Star Law: Are You Covering All the Bases?

Our final story has nothing to do with legal ethics, but raises an interesting point of practice: should lawyers be making proper provision for the extraterrestrial implications of their work?

The Wall Street Journal reports that a trend in entertainment law is to reserve rights in, shall we say, venues beyond the traditional. Contestants on “America’s Got Talent” sign contracts providing that their performances may be “edited, in all media, throughout the universe, in perpetuity." WQED-TV in Pittsburgh has news panelists sign a release which allows it to reproduce their images and voice’s image or voice "throughout the universe in perpetuity, in any and all media now known or hereinafter devised." Jacquelyn Thomas, general counsel for WQED, is quoted as saying, "I don't mean to sound like a science-fiction nut...but it's not inconceivable that media will move beyond planet Earth."

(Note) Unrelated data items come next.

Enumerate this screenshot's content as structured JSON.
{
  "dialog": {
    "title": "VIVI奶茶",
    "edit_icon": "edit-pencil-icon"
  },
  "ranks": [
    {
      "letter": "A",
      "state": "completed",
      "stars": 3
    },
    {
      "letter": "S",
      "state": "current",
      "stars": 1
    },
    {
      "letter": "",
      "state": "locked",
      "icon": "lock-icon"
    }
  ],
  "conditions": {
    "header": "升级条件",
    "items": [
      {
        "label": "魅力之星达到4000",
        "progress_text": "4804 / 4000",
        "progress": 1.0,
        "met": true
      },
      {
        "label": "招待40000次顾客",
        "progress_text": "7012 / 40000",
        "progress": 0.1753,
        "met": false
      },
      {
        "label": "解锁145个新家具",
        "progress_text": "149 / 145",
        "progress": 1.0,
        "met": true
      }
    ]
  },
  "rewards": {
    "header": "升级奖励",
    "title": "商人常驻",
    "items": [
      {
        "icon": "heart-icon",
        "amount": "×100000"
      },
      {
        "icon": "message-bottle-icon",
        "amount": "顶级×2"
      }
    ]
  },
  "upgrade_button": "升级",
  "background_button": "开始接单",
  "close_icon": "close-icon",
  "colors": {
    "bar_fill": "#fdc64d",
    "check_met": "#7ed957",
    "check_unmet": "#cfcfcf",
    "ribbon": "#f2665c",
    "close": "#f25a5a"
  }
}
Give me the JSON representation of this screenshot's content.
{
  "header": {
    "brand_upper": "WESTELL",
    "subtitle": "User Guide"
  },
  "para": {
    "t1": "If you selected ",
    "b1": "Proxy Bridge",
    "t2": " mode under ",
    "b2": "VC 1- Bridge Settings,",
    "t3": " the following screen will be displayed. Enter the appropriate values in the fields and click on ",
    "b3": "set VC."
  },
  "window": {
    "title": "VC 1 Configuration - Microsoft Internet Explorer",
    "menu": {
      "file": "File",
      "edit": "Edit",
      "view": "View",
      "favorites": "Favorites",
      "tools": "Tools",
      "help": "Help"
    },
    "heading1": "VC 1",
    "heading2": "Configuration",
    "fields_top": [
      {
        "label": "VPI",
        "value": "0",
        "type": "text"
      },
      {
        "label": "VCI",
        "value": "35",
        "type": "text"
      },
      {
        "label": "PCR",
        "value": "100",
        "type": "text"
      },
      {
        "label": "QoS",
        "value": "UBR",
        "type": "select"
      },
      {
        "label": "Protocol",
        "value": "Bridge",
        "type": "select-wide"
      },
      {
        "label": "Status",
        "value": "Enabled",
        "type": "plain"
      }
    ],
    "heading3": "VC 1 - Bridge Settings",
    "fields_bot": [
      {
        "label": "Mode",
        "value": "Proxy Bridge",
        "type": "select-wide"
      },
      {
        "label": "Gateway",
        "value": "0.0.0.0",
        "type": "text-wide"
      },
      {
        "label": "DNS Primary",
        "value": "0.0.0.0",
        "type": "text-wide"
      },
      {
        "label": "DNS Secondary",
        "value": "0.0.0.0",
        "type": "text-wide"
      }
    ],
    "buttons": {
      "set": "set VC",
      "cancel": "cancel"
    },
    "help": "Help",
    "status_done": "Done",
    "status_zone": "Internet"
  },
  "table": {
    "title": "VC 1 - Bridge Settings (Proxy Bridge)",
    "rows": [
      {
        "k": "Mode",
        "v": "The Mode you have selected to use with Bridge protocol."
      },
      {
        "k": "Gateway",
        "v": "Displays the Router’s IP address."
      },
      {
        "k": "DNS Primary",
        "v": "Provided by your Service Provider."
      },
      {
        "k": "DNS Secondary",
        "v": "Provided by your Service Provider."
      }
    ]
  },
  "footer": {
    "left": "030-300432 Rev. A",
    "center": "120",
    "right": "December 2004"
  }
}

So, are you thinking far enough ahead? Or far enough out?

Got a Tip?

Or a question, a comment, an idea you’d like to see addressed? We are always glad to hear from you. Write us at This is a publication of the Disciplinary Board of the Supreme Court of Pennsylvania, and will remain so in all media, places, and times, past, present, future, or none of the above, in this universe or any alternative universes and/or space-time continua that may or may not exist or be imagined, depending upon what the quantum physicists come up with.

[1] Which we remain, despite a decade and a half in the wilderness.

[2] Probably on the day this newsletter goes out.

[3] Query: would the passage of an act of Congress specifically exempting law firms with 20 employees or less implicitly express the intent of Congress to apply the requirements to law firms with more than 20 employees?

[4] It has been suggested that the phrase “Dutch treat,” meaning “no treat at all because each person pays his or her own check," is “a linguistic relic of a low point in relations between England and The Netherlands.” However, in Egypt, the practice is reportedly referred to as “englizy,” or “English style.”

[5] We so wanted to see her argue that the offense was “not Material.”

[6] Giving a whole new meaning to the term “take the Fifth.”

[7] Like that request had a prayer.

[8] So she lived to tell.

[9] Perhaps the Rolex of Criminal Procedure.

[10] He was not, however, placed on a watch list.